Positive changes in mood, anxiety, thinking and behaving are often imprecise and slow going. If things aren’t progressing, a good clinician needs to take stock with you and your child about reviewing the treatment model and considering modifications. While behavioral change is often slow, it should be evident to everyone over time. Clinicians need to be open to reviewing their model, discussing how things are going with the child and parent, and not be defensive or rigid in their way of doing things. When things don’t seem to be going well, their seeking help from a consultant is another positive sign.
Young people of all ages do not live in a vacuum and have regular contact with many adults in their lives. In the case of mental healthcare, this would be a team of professionals. The best clinicians make a point to form a treatment model that includes teachers, primary care clinicians, other specialized mental health professionals, and tutors. In some cases, nutritionists, speech and language specialists, and medical specialists are also involved in treatment. Regular communication that integrates each member of the team into a comprehensive plan vastly helps the care of youngsters. We know from research that there are often differences between child, parent, and teacher reports of behavior. Thus, a good therapist will want to know the level of consistency (or lack of consistency) in a child’s behavior in different environments. This may inform all on the team of the settings and triggers in which problems arise or are exacerbated.

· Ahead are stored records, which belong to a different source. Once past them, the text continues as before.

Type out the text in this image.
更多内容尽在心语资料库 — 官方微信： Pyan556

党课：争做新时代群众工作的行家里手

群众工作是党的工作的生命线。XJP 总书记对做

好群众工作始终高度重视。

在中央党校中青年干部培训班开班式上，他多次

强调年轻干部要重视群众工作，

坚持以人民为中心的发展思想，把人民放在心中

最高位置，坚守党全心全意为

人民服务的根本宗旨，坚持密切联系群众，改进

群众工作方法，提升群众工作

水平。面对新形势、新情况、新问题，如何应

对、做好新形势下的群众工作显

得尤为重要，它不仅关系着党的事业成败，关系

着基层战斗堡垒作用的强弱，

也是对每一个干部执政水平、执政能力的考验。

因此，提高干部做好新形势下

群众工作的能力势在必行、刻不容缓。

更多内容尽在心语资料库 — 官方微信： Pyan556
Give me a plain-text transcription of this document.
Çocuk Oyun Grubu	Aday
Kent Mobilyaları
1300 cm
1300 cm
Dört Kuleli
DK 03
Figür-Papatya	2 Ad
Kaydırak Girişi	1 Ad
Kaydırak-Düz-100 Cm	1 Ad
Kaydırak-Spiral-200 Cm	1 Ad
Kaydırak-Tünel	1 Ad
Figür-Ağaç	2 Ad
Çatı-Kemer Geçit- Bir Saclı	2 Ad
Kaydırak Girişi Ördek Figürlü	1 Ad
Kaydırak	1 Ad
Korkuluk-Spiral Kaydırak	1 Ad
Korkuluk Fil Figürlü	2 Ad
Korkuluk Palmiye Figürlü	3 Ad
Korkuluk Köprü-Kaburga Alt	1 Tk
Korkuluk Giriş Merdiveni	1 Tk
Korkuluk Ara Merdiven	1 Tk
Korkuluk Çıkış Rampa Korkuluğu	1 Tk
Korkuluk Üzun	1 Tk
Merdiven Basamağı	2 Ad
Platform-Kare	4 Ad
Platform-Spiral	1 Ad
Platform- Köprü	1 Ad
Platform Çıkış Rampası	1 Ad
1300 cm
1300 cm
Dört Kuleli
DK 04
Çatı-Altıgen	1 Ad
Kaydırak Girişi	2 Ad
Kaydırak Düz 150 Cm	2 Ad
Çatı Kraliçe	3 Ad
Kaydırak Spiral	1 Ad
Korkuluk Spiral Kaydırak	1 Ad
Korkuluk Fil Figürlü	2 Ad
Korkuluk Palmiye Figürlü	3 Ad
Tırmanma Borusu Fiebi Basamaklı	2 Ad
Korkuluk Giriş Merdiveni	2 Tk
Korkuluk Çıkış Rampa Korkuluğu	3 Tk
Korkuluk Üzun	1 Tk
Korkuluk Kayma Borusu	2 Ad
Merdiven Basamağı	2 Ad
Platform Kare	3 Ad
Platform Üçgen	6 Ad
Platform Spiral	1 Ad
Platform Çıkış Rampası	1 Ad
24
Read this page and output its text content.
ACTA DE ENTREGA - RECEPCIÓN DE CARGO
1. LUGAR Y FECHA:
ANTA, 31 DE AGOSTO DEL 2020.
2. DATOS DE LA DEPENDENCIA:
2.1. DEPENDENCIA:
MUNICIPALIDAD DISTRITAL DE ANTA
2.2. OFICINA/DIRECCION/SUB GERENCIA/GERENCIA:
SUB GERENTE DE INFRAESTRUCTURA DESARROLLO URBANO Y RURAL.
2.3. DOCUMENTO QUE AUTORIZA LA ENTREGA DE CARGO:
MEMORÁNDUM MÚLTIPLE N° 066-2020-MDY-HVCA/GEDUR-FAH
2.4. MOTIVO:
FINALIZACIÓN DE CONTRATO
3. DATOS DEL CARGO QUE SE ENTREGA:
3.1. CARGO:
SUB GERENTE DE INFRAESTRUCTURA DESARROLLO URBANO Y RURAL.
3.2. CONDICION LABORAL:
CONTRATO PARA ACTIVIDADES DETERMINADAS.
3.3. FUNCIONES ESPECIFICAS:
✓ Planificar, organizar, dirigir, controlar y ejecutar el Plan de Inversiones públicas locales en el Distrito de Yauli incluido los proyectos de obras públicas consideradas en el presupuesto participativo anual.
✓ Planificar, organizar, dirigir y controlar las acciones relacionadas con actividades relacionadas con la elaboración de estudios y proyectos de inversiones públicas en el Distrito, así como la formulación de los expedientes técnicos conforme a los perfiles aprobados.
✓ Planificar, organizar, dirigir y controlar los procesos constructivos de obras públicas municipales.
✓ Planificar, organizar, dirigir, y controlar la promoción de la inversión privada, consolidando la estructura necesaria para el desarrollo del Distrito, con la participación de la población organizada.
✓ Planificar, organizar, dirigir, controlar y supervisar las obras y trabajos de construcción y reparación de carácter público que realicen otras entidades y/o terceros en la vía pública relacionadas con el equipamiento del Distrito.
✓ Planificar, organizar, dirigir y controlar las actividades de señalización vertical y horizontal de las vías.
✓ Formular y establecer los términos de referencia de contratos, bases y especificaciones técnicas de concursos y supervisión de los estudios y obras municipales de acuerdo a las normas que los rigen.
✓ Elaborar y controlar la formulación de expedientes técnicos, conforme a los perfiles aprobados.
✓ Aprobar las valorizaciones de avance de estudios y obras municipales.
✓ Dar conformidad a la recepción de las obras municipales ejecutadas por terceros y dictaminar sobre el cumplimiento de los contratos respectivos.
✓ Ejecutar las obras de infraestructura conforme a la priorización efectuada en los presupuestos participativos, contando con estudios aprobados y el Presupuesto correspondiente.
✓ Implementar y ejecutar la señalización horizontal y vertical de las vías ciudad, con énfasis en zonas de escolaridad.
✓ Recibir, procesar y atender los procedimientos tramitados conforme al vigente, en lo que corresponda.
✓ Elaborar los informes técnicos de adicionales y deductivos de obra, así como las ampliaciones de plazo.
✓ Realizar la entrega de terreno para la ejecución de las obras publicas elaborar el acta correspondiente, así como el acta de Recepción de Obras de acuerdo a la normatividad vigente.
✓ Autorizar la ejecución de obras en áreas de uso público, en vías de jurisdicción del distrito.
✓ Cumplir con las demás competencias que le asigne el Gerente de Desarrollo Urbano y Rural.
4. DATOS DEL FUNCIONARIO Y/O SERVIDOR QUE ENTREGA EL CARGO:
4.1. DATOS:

The best care involves all parts of a child’s or teen’s life. First and foremost is family. Family therapy may well be an element of the care and, at times, be provided by a separate therapist. Regardless of this, a good therapist for your child will often want to meet with the whole family or with the child and another family member, as part of the child’s independent therapy. Working to resolve interpersonal conflicts and foster positive attachments is a vital role for any good therapist.
Every culture has its own values, beliefs, and traditions. Views about mental illness are no exception. A good therapist cannot adequately care for a child if they don’t pay close attention to the family’s understanding of psychiatric disorders and their treatment. Most good therapists have been trained in the appreciation of a cultural norms. Even so, there are so many variations from one culture to the next. It’s a great sign if your therapist asks you to tell them about your cultural values and beliefs about mental illness and its treatment.
Remember that no therapist is perfect. When you find someone who meets most of these signs, and you feel comfortable and confident that this is a person you trust, and whom you can rely on to seek the best interests of your child, you can relax and be confident the clinician is right for your child.